フランスのイブ・ジネスト氏とロゼット・マレスコッティ氏により開発された、認知症ケアの手法です。「人とは何か」「ケアをする人とは何か」の哲学に基づく、150を超える実践技術から成り立っています。NHKクローズアップ現代をはじめ、多くのメディアで取り上げられ、医療・介護の現場で注目を集めています。

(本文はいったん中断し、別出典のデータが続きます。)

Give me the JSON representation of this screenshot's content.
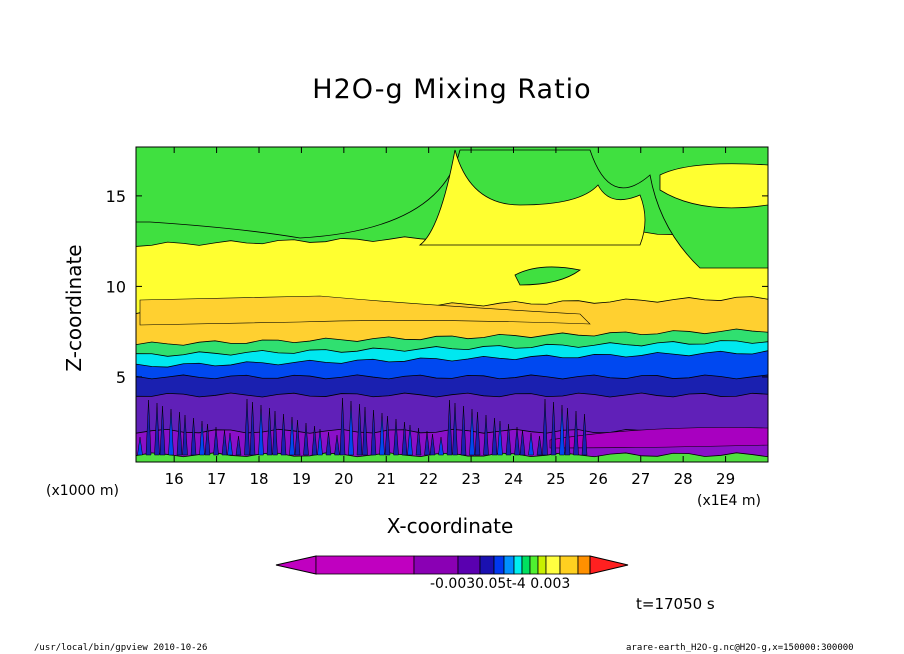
{
  "chart_data": {
    "type": "heatmap",
    "title": "H2O-g Mixing Ratio",
    "xlabel": "X-coordinate",
    "ylabel": "Z-coordinate",
    "x_unit": "(x1000 m)",
    "x_multiplier": "(x1E4 m)",
    "x_ticks": [
      "16",
      "17",
      "18",
      "19",
      "20",
      "21",
      "22",
      "23",
      "24",
      "25",
      "26",
      "27",
      "28",
      "29"
    ],
    "y_ticks": [
      "5",
      "10",
      "15"
    ],
    "xlim": [
      15.1,
      30.0
    ],
    "ylim": [
      0.3,
      17.7
    ],
    "colorbar": {
      "colors": [
        "#c000c0",
        "#8a00b4",
        "#5a00b0",
        "#1a10b0",
        "#0038f0",
        "#0090ff",
        "#00f0f0",
        "#00e060",
        "#50f030",
        "#c8f000",
        "#ffff40",
        "#ffd020",
        "#ff9000",
        "#ff2020"
      ],
      "labels_text": "-0.0030.05t-4 0.003"
    },
    "bands": [
      {
        "name": "surface",
        "z": [
          0.3,
          0.7
        ],
        "color": "#50e040"
      },
      {
        "name": "deep-purple",
        "z": [
          0.7,
          2.0
        ],
        "color": "#8a10c8"
      },
      {
        "name": "purple",
        "z": [
          2.0,
          4.0
        ],
        "color": "#6020b8"
      },
      {
        "name": "dark-blue",
        "z": [
          4.0,
          5.0
        ],
        "color": "#1a20b0"
      },
      {
        "name": "blue",
        "z": [
          5.0,
          5.6
        ],
        "color": "#0048f0"
      },
      {
        "name": "cyan",
        "z": [
          5.6,
          6.2
        ],
        "color": "#00e8f0"
      },
      {
        "name": "green",
        "z": [
          6.2,
          6.8
        ],
        "color": "#30e070"
      },
      {
        "name": "orange",
        "z": [
          6.8,
          8.6
        ],
        "color": "#ffd030"
      },
      {
        "name": "yellow",
        "z": [
          8.6,
          12.3
        ],
        "color": "#ffff30"
      },
      {
        "name": "upper-green",
        "z": [
          12.3,
          17.7
        ],
        "color": "#40e040"
      }
    ],
    "time_label": "t=17050 s"
  },
  "footer": {
    "left": "/usr/local/bin/gpview  2010-10-26",
    "right": "arare-earth_H2O-g.nc@H2O-g,x=150000:300000"
  }
}
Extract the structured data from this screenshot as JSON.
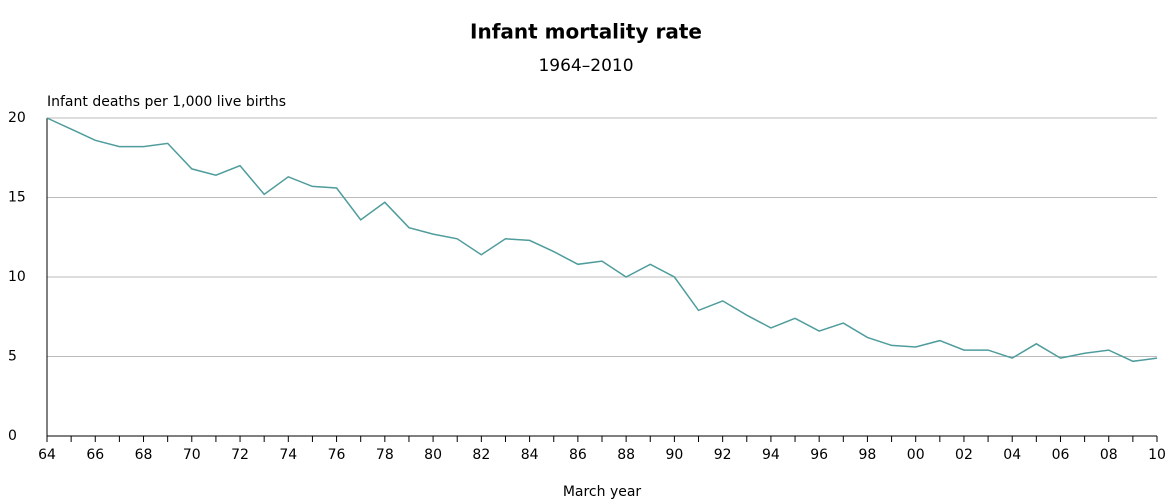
{
  "chart_data": {
    "type": "line",
    "title": "Infant mortality rate",
    "subtitle": "1964–2010",
    "y_label": "Infant deaths per 1,000 live births",
    "x_label": "March year",
    "categories": [
      "64",
      null,
      "66",
      null,
      "68",
      null,
      "70",
      null,
      "72",
      null,
      "74",
      null,
      "76",
      null,
      "78",
      null,
      "80",
      null,
      "82",
      null,
      "84",
      null,
      "86",
      null,
      "88",
      null,
      "90",
      null,
      "92",
      null,
      "94",
      null,
      "96",
      null,
      "98",
      null,
      "00",
      null,
      "02",
      null,
      "04",
      null,
      "06",
      null,
      "08",
      null,
      "10"
    ],
    "series": [
      {
        "name": "Infant mortality rate",
        "color": "#4f9c9c",
        "values": [
          20.0,
          19.3,
          18.6,
          18.2,
          18.2,
          18.4,
          16.8,
          16.4,
          17.0,
          15.2,
          16.3,
          15.7,
          15.6,
          13.6,
          14.7,
          13.1,
          12.7,
          12.4,
          11.4,
          12.4,
          12.3,
          11.6,
          10.8,
          11.0,
          10.0,
          10.8,
          10.0,
          7.9,
          8.5,
          7.6,
          6.8,
          7.4,
          6.6,
          7.1,
          6.2,
          5.7,
          5.6,
          6.0,
          5.4,
          5.4,
          4.9,
          5.8,
          4.9,
          5.2,
          5.4,
          4.7,
          4.9
        ]
      }
    ],
    "ylim": [
      0,
      20
    ],
    "yticks": [
      0,
      5,
      10,
      15,
      20
    ],
    "grid": true
  }
}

認知症の人を「患者」ではなく、あくまで「人間」として接する事で認知症の人と介護者に信頼関係が生まれる。ユマニチュードは、ケアを通じて愛情を伝える実践的技術なのです。

大翔会ユマニチュードの実践

私たちがユマニチュードに取り組み始めたのはこの一冊の本からでした。これを知らずしてケアはできない。パッと目の前が明るく開ける、目からうろこ落ちる、そんな内容です。認知症の人とだけでなく、様々な人とのコミュニケーションのヒントになりますので、一読をお勧めします。

大翔会はこの本の内容を実践しています。

ユマニチュードでは、「見る」「話す」「触れる」「立つ」を4つの柱として、ケアを行なう際の原則としています。これらは「あなたは大切な存在です」ということを伝えるための技術であり、「人間らしさ」を取り戻すためのはたらきかけです。

 

ユマニチュードの4つの柱『 「ユマニチュード」という革命』より掲載

見る 水平の視線は相手に平等な関係性を伝える。
また、正面からしっかり見ることで正直さが伝わる。
近くから、水平に、正面から、長いあいだ、瞳と瞳を合わせるという見方が、ポジティブさ、愛情を表現する。
話す 穏やかに、ゆっくり、前向きな言葉を用いて話しかける。
相手から返事がないか、意図した反応がない場合は、自分の手の動きを実況中継する「オートフィードバック」を用いて、言葉を絶やさないようにする。
触れる 広い面積で、柔らかく、ゆっくり触れることで、優しさ、愛情を表現する。反対に、親指をかけて鷲づかみにしたり指先で触れると、強制力や攻撃性を相手に感じさせてしまう。順序はもっとも敏感ではないところから、すなわち肩や背中から触れる。手や顔はとても敏感な部位である。
立つ 立つことで、軟骨や関節に栄養を行き渡らせ、呼吸器系や循環器系の機能が活発になり、また、血流がよくなることで褥瘡も予防する。さらに、立って歩くことは知性の根幹であり、人間であることの尊厳を自覚する手段でもある。

 

大翔会スタッフは、ユマニチュードの認定を受けるため専門的な研修を受講しています。